With the news that Markus ‘Minecraft’ Persson is looking to at least partially finance development of a sequel to Tim Schafer’s much loved but commercially unsuccessful Psychonauts, it looks like that same financial development model might be sneaking its way into the world of videogames. Within the confines of traditional videogame financing, the odds of Psychonauts 2 ever being made were always slim. Loved or not, the fact of the matter is, the original didn’t make any money. As a passion project for somebody with deep pockets though (Minecraft did rather well don’t you know), we could potentially see a slew of much loved but commercially unattractive projects finally getting off the ground.
While the lower costs and ever increasing popularity of the download market will inevitably help to keep many franchises alive that have all but flat lined at retail, for those larger money hungry series out there, the commitment of finances from singularly wealthy outside sources might be the only thing that can keep them from disappearing into obscurity – case in point; Shenmue III.

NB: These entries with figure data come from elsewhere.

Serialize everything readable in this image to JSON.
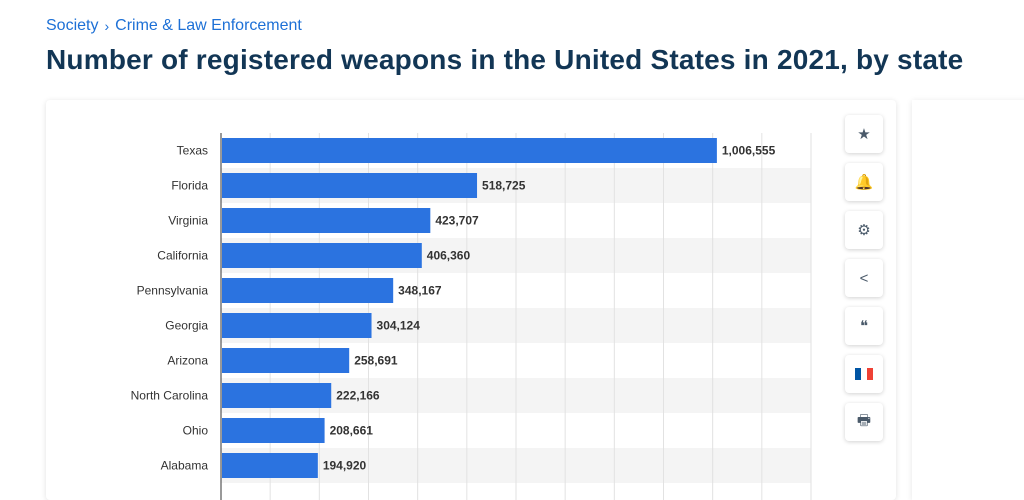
{
  "breadcrumb": {
    "level1": "Society",
    "separator": "›",
    "level2": "Crime & Law Enforcement"
  },
  "title": "Number of registered weapons in the United States in 2021, by state",
  "tools": [
    {
      "name": "favorite-star-icon",
      "glyph": "★"
    },
    {
      "name": "notification-bell-icon",
      "glyph": "🔔"
    },
    {
      "name": "settings-gear-icon",
      "glyph": "⚙"
    },
    {
      "name": "share-icon",
      "glyph": "<"
    },
    {
      "name": "cite-quote-icon",
      "glyph": "❝"
    },
    {
      "name": "language-flag-fr-icon",
      "glyph": ""
    },
    {
      "name": "print-icon",
      "glyph": "🖶"
    }
  ],
  "colors": {
    "bar": "#2b73e0",
    "grid": "#e2e2e2",
    "stripe": "#f4f4f4",
    "flag": [
      "#0055a4",
      "#ffffff",
      "#ef4135"
    ]
  },
  "chart_data": {
    "type": "bar",
    "orientation": "horizontal",
    "categories": [
      "Texas",
      "Florida",
      "Virginia",
      "California",
      "Pennsylvania",
      "Georgia",
      "Arizona",
      "North Carolina",
      "Ohio",
      "Alabama"
    ],
    "values": [
      1006555,
      518725,
      423707,
      406360,
      348167,
      304124,
      258691,
      222166,
      208661,
      194920
    ],
    "value_labels": [
      "1,006,555",
      "518,725",
      "423,707",
      "406,360",
      "348,167",
      "304,124",
      "258,691",
      "222,166",
      "208,661",
      "194,920"
    ],
    "xlim": [
      0,
      1200000
    ],
    "grid": true
  }
}
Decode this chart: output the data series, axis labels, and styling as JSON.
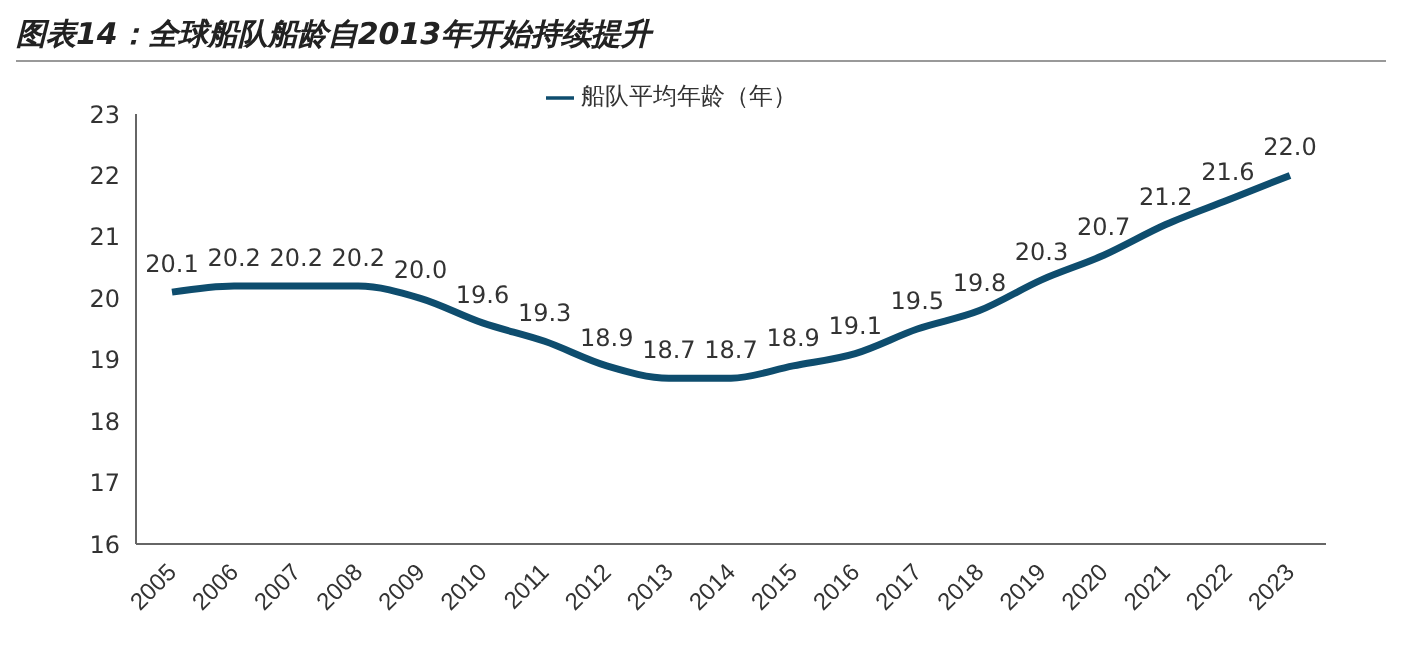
{
  "chart_data": {
    "type": "line",
    "title": "图表14：全球船队船龄自2013年开始持续提升",
    "categories": [
      "2005",
      "2006",
      "2007",
      "2008",
      "2009",
      "2010",
      "2011",
      "2012",
      "2013",
      "2014",
      "2015",
      "2016",
      "2017",
      "2018",
      "2019",
      "2020",
      "2021",
      "2022",
      "2023"
    ],
    "series": [
      {
        "name": "船队平均年龄（年）",
        "color": "#0e4d6e",
        "values": [
          20.1,
          20.2,
          20.2,
          20.2,
          20.0,
          19.6,
          19.3,
          18.9,
          18.7,
          18.7,
          18.9,
          19.1,
          19.5,
          19.8,
          20.3,
          20.7,
          21.2,
          21.6,
          22.0
        ]
      }
    ],
    "ylim": [
      16,
      23
    ],
    "yticks": [
      16,
      17,
      18,
      19,
      20,
      21,
      22,
      23
    ],
    "value_labels": [
      "20.1",
      "20.2",
      "20.2",
      "20.2",
      "20.0",
      "19.6",
      "19.3",
      "18.9",
      "18.7",
      "18.7",
      "18.9",
      "19.1",
      "19.5",
      "19.8",
      "20.3",
      "20.7",
      "21.2",
      "21.6",
      "22.0"
    ],
    "legend": "top",
    "marker": "none",
    "line_style": "solid"
  }
}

As much love as there is for the Shenmue franchise, upon release, Shenmue was the most expensive videogame ever made and didn’t come anywhere near recouping its development costs, let alone making any sort of profit for Sega. While I appreciate that development of Shenmue III could be achieved at a lower costs in today’s market, there is no way that Sega in their current financial position would throw large sums of money at something as potentially dangerous as a Shenmue III. Yu Suzuki has mentioned recently the potential for buying the rights from Sega, but combine the costs of rights acquirement with actual development and you’re already looking at a hugely expensive project. Realistically, Sega won’t be making a Shenmue III anytime soon, Yu Suzuki’s pockets certainly won’t be deep enough to do it himself and sadly, I have all my money tied up in offshore business investments – that leaves it to a wealthy fan to save the project from development limbo.
As much as I want to believe that Shenmue III might happen in the near future, I don’t think that the industry has come far enough to find the kind of personal investment required to make a project of that scale happen, but hey, some of today’s gamers will inevitably become tomorrow’s millionaires. Who knows, you could one day become the videogame equivalent of Sheikh Mansour……I just hope that you also happen to be a fan of Shenmue.